Silva was a professor of criminal law at the Pontifical Catholic University of Chile and the Catholic University of the Most Holy Conception between 1982 and 1998. He also taught at San Sebastián University from 1996.

==Judicial career==
Silva began his judicial career in 1972 as secretary of the First Civil Court of Los Ángeles. In 1974, he became a judge of the Civil Court of Mulchén, and in 1977 he was appointed judge of the Second Civil Court of Los Ángeles. In October 1980, he was appointed judge of the Second Civil Court of Concepción.

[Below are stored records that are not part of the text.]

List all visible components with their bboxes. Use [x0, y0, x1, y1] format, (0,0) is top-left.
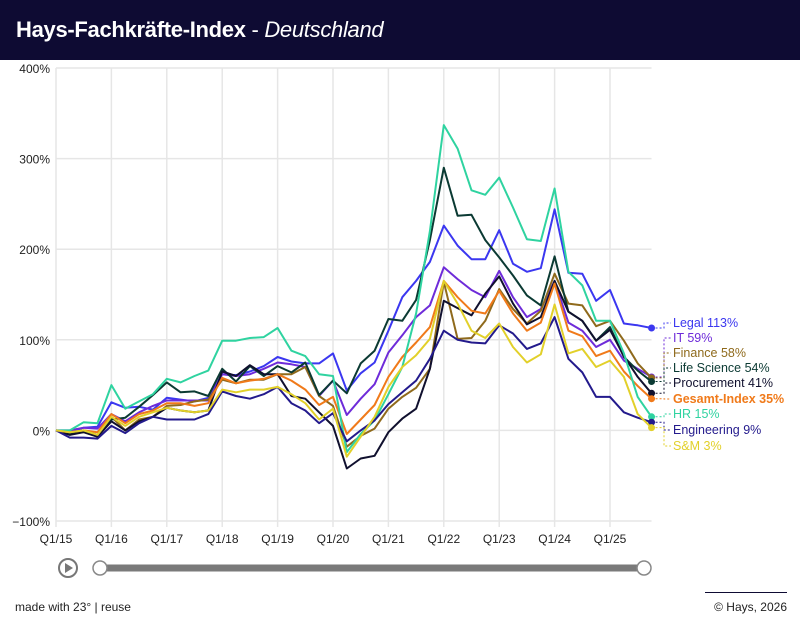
- series-label: Engineering 9%: [673, 423, 761, 437]
- series-end-dot: [648, 418, 656, 426]
- x-tick-label: Q1/22: [427, 532, 460, 546]
- x-tick-label: Q1/23: [483, 532, 516, 546]
- series-line-engineering: [55, 316, 652, 443]
- x-tick-label: Q1/24: [538, 532, 571, 546]
- label-connector: [655, 427, 671, 447]
- series-line-procurement: [55, 275, 653, 470]
- series-end-dot: [648, 377, 656, 385]
- y-tick-label: 0%: [33, 424, 51, 438]
- series-line-gesamt-index: [55, 279, 653, 435]
- header: Hays-Fachkräfte-Index - Deutschland: [0, 0, 800, 60]
- x-tick-label: Q1/19: [261, 532, 294, 546]
- label-connector: [655, 367, 671, 382]
- label-connector: [655, 322, 671, 329]
- series-label: Procurement 41%: [673, 376, 773, 390]
- play-button[interactable]: [58, 558, 78, 578]
- chart-title: Hays-Fachkräfte-Index - Deutschland: [16, 17, 384, 42]
- series-line-hr: [56, 124, 653, 454]
- series-end-dot: [648, 424, 656, 432]
- series-label: Life Science 54%: [673, 361, 770, 375]
- x-tick-label: Q1/25: [594, 532, 627, 546]
- label-connector: [655, 337, 671, 378]
- series-end-dot: [648, 389, 656, 397]
- x-tick-label: Q1/18: [206, 532, 239, 546]
- series-line-legal: [55, 208, 652, 434]
- y-tick-label: 100%: [19, 334, 50, 348]
- range-slider-end-handle[interactable]: [636, 560, 652, 576]
- x-tick-label: Q1/17: [150, 532, 183, 546]
- series-label: Legal 113%: [673, 316, 738, 330]
- y-tick-label: 200%: [19, 243, 50, 257]
- series-label: IT 59%: [673, 331, 712, 345]
- label-connector: [655, 382, 671, 394]
- x-tick-label: Q1/16: [95, 532, 128, 546]
- label-connector: [655, 352, 671, 379]
- series-line-s-m: [55, 279, 653, 458]
- copyright: © Hays, 2026: [714, 600, 787, 614]
- series-label: HR 15%: [673, 407, 720, 421]
- play-circle-icon: [65, 563, 73, 573]
- y-tick-label: −100%: [12, 515, 50, 529]
- series-end-dot: [648, 395, 656, 403]
- series-end-dot: [648, 413, 656, 421]
- x-tick-label: Q1/20: [317, 532, 350, 546]
- series-label: Gesamt-Index 35%: [673, 392, 784, 406]
- y-tick-label: 400%: [19, 62, 50, 76]
- x-tick-label: Q1/21: [372, 532, 405, 546]
- x-tick-label: Q1/15: [40, 532, 73, 546]
- series-label: Finance 58%: [673, 346, 746, 360]
- label-connector: [655, 421, 671, 431]
- series-label: S&M 3%: [673, 439, 722, 453]
- made-with-credit[interactable]: made with 23° | reuse: [15, 600, 131, 614]
- series-end-dot: [648, 324, 656, 332]
- label-connector: [655, 413, 671, 418]
- y-tick-label: 300%: [19, 153, 50, 167]
- footer-divider: [705, 592, 787, 593]
- range-slider-start-handle[interactable]: [92, 560, 108, 576]
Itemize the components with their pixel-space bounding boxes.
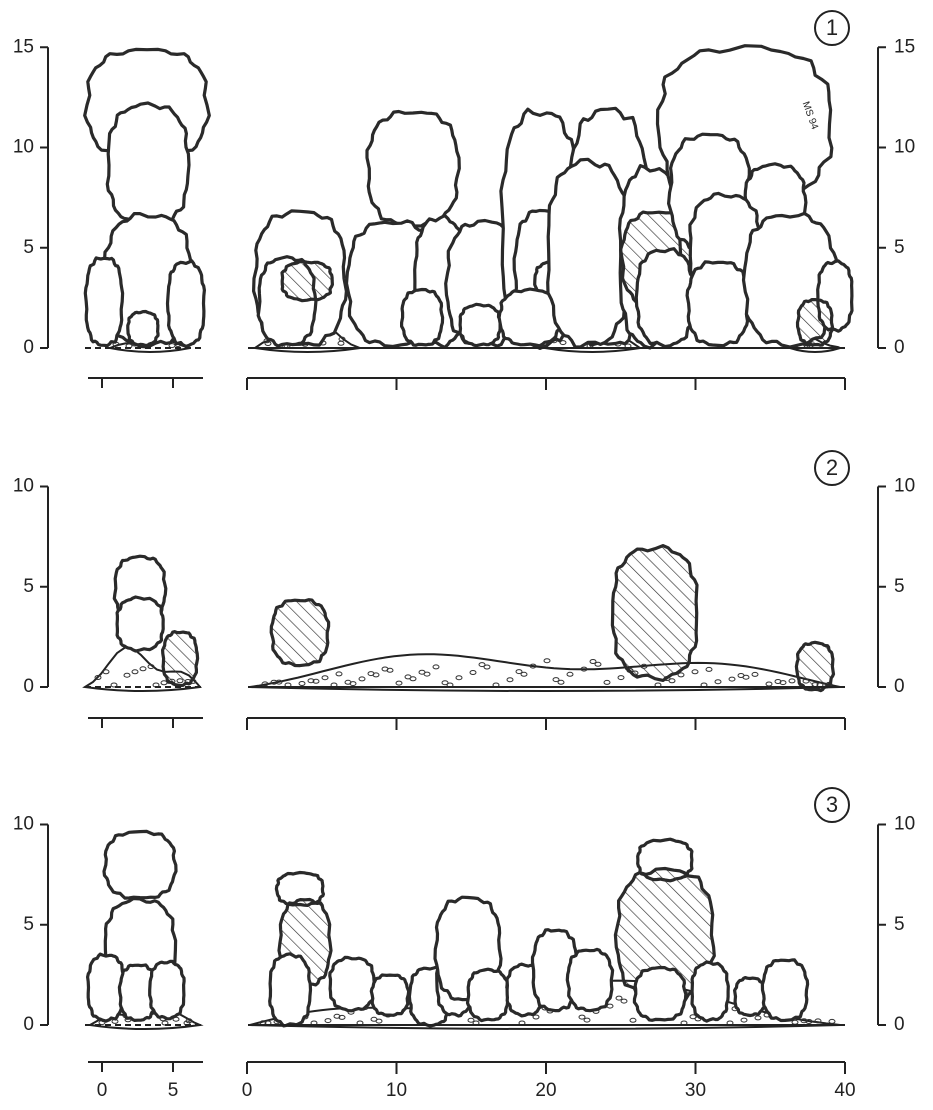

In 1990, Silva was appointed a justice of the Court of Appeals of Talca, and in 1993 he joined the Court of Appeals of Concepción, serving as its president in 1999.

In 2008, President Michelle Bachelet nominated Silva to serve as a justice of the Supreme Court of Chile. His nomination was subsequently approved by the Senate. He took office on 9 December 2008 and served primarily on the court's First Chamber.

===President of the Supreme Court===
On 18 December 2019, Silva was elected president of the Supreme Court for the 2020–2022 term. He took office on 6 January 2020 and served until 6 January 2022, when he was succeeded by Juan Eduardo Fuentes.

Silva retired from the Supreme Court on 8 November 2022 upon reaching the mandatory retirement age of 75.